Al FrankenWashington Post columnist Michael Kinsley scrutinizes Minnesota’s Senate race today. He chastises voters for getting hung up on Al Franken’s past jokes, rather than focusing on legitimate campaign issues:

This year a professional jokester, Al Franken (D), is challenging a professional politician, incumbent Norm Coleman (R), for a Senate seat in Minnesota. Not every joke Franken wrote or told over a third of a century in the joke business was hilarious, okay? Minnesota voters will have to decide whether their dislike of professional politicians trumps their enjoyment in taking umbrage, or vice versa. Coleman is a man of no interest, a run-of-the-mill professional politician who started out as a standard issue long-haired student rebel leader on Long Island in the 1960s and surfed the zeitgeist until now. Today he is a standard-issue pro-war tax-cut Republican. Franken, by contrast, needs no introduction and from Day One would be one of the most interesting people in the Senate.

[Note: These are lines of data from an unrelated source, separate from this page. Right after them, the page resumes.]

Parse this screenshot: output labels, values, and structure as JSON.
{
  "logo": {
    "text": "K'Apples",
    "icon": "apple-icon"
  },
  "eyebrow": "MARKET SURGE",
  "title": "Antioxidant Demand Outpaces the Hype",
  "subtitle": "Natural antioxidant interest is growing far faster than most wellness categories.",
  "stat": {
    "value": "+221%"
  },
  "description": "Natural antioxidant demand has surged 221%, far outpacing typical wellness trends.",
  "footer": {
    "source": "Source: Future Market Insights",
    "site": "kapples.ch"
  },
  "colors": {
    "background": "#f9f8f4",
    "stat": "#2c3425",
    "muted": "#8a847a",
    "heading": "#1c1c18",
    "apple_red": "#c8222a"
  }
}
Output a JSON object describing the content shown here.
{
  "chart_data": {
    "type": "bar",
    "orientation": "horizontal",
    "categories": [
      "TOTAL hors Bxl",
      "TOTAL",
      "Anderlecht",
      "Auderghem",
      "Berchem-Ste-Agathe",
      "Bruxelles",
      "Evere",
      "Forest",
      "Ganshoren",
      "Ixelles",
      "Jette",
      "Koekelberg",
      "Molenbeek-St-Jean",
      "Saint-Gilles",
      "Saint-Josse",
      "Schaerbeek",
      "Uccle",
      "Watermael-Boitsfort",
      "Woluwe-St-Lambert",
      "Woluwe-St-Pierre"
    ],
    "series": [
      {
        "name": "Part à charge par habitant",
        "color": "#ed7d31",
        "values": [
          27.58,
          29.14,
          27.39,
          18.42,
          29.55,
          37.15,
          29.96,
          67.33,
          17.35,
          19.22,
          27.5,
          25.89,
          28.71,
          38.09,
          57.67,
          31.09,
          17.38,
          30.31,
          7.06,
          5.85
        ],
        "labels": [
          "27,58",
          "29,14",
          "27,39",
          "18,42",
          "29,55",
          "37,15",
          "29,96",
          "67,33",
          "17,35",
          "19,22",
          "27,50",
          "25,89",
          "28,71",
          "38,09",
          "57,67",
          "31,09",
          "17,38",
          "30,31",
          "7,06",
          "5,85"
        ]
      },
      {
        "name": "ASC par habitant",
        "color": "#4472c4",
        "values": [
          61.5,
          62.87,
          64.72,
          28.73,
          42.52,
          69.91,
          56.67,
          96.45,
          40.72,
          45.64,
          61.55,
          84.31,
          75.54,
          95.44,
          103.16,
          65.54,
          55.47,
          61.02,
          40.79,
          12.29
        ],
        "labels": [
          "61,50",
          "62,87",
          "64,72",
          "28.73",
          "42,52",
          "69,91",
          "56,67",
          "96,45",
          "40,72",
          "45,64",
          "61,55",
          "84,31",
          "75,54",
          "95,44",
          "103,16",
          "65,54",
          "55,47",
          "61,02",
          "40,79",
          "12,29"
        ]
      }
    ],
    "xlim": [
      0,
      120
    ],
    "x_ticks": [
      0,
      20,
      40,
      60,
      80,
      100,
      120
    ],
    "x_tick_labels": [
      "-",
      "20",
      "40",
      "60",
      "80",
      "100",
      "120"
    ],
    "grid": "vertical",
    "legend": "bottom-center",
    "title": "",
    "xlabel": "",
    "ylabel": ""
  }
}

Kinsley further points out that any comedian who hadn’t ginned up some risible material over the years wouldn’t last very long in the profession. There’s a fine line, after all, between making people laugh and causing them to squeam.

"If the voters of Minnesota would rather be represented by a hack like Norm Coleman than laugh off a few jokes that didn’t work, then they should stop complaining about being stuck with professional politicians," Kinsley concludes. "And the real joke will be on them."